One common response, of course, is to cite our weakness of will, or sinful nature. But ask yourself: if you really believed in an all-powerful God who condemned that behavior, who condemned (for eternity) individuals who engaged in that behavior, could you really, even for a second, engage in that behavior? (Compare: if you really believed that the bridge you were about to cross was going to collapse, would you even chance driving over it?)

Actions do speak louder than words: they reflect what we really believe. And most religious believers regularly engage in actions inconsistent with genuine religious belief. So they must not really believe after all.

There are many other, more mundane, examples. Even believers may not believe that this is the best of all possible worlds, but surely they believe that everything that occurs does so because it is God's will that it occur.
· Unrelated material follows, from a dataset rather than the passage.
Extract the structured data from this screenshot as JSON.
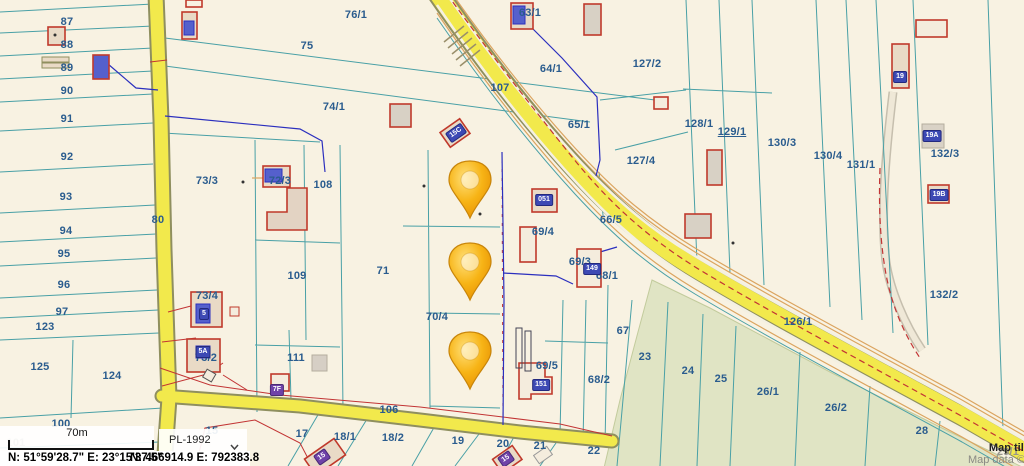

But then why, exactly, should anyone get upset when anything happens, since everything that happens does so because the all-knowing and all-good God wills that it occurs? Or more painfully, people grieve when they lose their loved ones, especially children. But if you really believe in God, what is there to grieve about? This world, the actual world we inhabit, is far inferior to the afterlife, to heaven, to being with God. Certainly a child who dies young, before ever having the opportunity to be morally culpable for anything, would merit the more positive final disposition rather than the more negative. But then her death would be an occasion for rejoicing, on her behalf, not an occasion for grieving on our own.

This brief case for meta-atheism doesn't address all forms of "belief," of course. These days, lots of people will say (for example) that they believe in "something greater," even if they don't sign on to any specific set of institutional religious beliefs. But then again, if you don't believe in a "something greater" with the specific properties God allegedly has, then it isn't God you believe in either.

So most people do not believe in God, even if they claim -- not merely to others, but even to themselves -- that they do.